GRADSTEIN: Bethlehem's Palestinian mayor, Hana Nasir, says settlements around Bethlehem and the barrier are strangling the city. He says the ongoing settlement expansion threatens any future peace deal with Israel.

HANA NASIR: These settlements now, they are dozens, and they are cutting the West Bank into bits and pieces, and there is no more any chance for a viable Palestinian state would be created in the future.

GRADSTEIN: Settler spokesman Yusrael Maidad(ph) says settlers believe that all of the West Bank should remain under Jewish control.

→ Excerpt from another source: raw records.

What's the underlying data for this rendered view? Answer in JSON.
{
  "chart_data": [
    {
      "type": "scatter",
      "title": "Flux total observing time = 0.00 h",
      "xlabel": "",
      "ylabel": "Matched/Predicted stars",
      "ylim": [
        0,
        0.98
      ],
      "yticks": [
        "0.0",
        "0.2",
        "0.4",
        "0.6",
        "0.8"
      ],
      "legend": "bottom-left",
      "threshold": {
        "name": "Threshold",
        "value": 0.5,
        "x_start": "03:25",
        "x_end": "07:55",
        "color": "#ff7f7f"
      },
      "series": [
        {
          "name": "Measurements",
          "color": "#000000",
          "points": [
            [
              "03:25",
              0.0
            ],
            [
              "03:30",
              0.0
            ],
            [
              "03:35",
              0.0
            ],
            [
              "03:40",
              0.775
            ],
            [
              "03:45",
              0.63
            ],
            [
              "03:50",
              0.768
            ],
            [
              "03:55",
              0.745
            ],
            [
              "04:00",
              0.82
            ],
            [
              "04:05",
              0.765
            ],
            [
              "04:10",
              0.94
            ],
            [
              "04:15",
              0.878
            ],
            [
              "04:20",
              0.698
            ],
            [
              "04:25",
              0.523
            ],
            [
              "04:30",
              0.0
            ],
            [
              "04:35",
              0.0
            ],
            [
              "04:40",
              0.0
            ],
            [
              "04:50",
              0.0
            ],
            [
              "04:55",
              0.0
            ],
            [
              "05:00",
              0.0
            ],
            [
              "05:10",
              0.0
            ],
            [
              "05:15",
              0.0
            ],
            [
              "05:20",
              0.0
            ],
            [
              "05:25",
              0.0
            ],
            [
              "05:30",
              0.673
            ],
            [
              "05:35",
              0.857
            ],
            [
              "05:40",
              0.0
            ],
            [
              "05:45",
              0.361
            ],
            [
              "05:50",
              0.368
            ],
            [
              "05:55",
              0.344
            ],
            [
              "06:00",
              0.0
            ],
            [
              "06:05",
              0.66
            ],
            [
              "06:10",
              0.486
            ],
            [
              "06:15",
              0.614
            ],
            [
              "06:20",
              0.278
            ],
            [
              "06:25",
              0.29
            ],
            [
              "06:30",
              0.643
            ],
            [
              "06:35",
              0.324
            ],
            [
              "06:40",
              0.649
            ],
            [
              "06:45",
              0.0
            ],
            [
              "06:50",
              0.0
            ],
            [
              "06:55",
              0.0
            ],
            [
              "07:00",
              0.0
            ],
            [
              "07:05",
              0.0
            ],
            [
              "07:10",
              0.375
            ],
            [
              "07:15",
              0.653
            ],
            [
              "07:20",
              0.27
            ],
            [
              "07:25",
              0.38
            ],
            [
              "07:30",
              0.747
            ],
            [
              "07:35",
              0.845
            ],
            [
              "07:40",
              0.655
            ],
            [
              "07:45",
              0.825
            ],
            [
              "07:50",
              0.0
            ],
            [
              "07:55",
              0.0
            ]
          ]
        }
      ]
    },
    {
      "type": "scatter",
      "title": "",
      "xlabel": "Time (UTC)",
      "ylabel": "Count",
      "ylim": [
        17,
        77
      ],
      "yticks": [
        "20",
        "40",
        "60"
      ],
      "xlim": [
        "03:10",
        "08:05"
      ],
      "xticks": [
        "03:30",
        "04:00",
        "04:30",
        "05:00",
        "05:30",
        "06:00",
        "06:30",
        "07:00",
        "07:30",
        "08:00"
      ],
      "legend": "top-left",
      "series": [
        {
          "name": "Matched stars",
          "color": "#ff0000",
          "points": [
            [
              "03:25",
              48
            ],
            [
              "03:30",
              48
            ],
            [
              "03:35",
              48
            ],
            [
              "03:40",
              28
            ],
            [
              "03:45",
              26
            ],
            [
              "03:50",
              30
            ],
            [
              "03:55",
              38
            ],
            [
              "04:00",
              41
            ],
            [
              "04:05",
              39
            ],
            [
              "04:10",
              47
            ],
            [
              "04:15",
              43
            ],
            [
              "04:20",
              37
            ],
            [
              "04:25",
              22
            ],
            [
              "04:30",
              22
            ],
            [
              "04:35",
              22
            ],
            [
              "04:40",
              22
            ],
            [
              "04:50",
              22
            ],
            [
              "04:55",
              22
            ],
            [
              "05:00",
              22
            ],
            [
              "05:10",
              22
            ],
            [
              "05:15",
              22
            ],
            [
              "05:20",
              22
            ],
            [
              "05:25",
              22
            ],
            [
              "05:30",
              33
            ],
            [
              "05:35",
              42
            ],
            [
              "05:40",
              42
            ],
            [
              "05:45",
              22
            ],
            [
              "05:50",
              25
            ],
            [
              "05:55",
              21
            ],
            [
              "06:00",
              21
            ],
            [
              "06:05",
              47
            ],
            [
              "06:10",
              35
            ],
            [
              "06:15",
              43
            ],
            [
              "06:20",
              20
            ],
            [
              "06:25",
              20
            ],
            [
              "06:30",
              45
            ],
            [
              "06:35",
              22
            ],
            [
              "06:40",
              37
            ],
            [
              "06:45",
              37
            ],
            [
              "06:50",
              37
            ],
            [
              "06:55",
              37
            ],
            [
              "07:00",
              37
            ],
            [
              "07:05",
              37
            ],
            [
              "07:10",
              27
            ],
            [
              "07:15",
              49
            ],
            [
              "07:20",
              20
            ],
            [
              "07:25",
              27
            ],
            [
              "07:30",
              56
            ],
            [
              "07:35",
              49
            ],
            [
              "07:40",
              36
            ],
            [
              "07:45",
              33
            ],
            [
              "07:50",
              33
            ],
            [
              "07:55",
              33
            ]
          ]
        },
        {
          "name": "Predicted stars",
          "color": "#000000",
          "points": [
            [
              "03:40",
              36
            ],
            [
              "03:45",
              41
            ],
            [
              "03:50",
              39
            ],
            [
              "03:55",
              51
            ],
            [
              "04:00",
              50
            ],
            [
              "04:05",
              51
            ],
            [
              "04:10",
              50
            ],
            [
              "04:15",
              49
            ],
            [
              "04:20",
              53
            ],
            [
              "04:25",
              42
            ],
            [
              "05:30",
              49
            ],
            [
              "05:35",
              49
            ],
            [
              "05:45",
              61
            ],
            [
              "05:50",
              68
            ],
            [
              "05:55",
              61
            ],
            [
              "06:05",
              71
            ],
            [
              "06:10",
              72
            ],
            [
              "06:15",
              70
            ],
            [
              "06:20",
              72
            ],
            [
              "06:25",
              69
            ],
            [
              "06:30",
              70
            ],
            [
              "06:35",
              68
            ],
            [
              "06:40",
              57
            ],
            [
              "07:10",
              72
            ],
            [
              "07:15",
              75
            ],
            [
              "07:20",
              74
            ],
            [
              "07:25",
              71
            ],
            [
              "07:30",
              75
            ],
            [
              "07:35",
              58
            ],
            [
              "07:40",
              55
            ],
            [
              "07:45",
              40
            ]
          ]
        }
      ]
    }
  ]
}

YUSRAEL MAIDAD: We see the historical pattern of increasing the Jewish population there, of ensuring Israel's security by doing so, by trying to make sure that our second and third generation continue to live there, by drawing in additional sectors of Israel's population, and actually making that piece of territory as much of Israel as physically possible.

GRADSTEIN: That contradicts the U.S.-backed road map to peace, which Israel and the Palestinians accepted four years ago. The road map calls on Israel to end settlement expansion, and on Palestinians to dismantle the terrorist infrastructure. Israeli officials interpret that to mean that natural growth or building houses for children who've grown up in the settlement is allowed. Israeli Foreign Ministry spokesman Mark Regev says Israel has not violated its commitments.

MARK REGEV: One, we are not building new settlements. Two, we're not taking over Arab-controlled land for the purpose of constructing, for building new settlements or for expanding existing ones. Three, we're not outwardly expanding existing settlements. They're the three principles.

GRADSTEIN: Uri Dromi at the Israel Democracy Institute says with the election of the Islamist Hamas to run the Palestinian government, Israeli plans of a West Bank pullout have become more complicated. He says Israel is also facing more urgent issues.

URI DROMI: The public agenda in Israel, the public discourse, is so saturated with burning issues - corruption, stability of the government, the Iranian threat, Hezbollah, Hamas - people are too overwhelmed with these problems to worry about the long-range demographic or settlement issue.

GRADSTEIN: But, says Dromi, in any future peace deal with the Palestinians Israel will eventually have to dismantle many of the settlements, and building new homes there every year will only make that process more difficult. Linda Gradstein, NPR News, Modi'in Illit on the West Bank.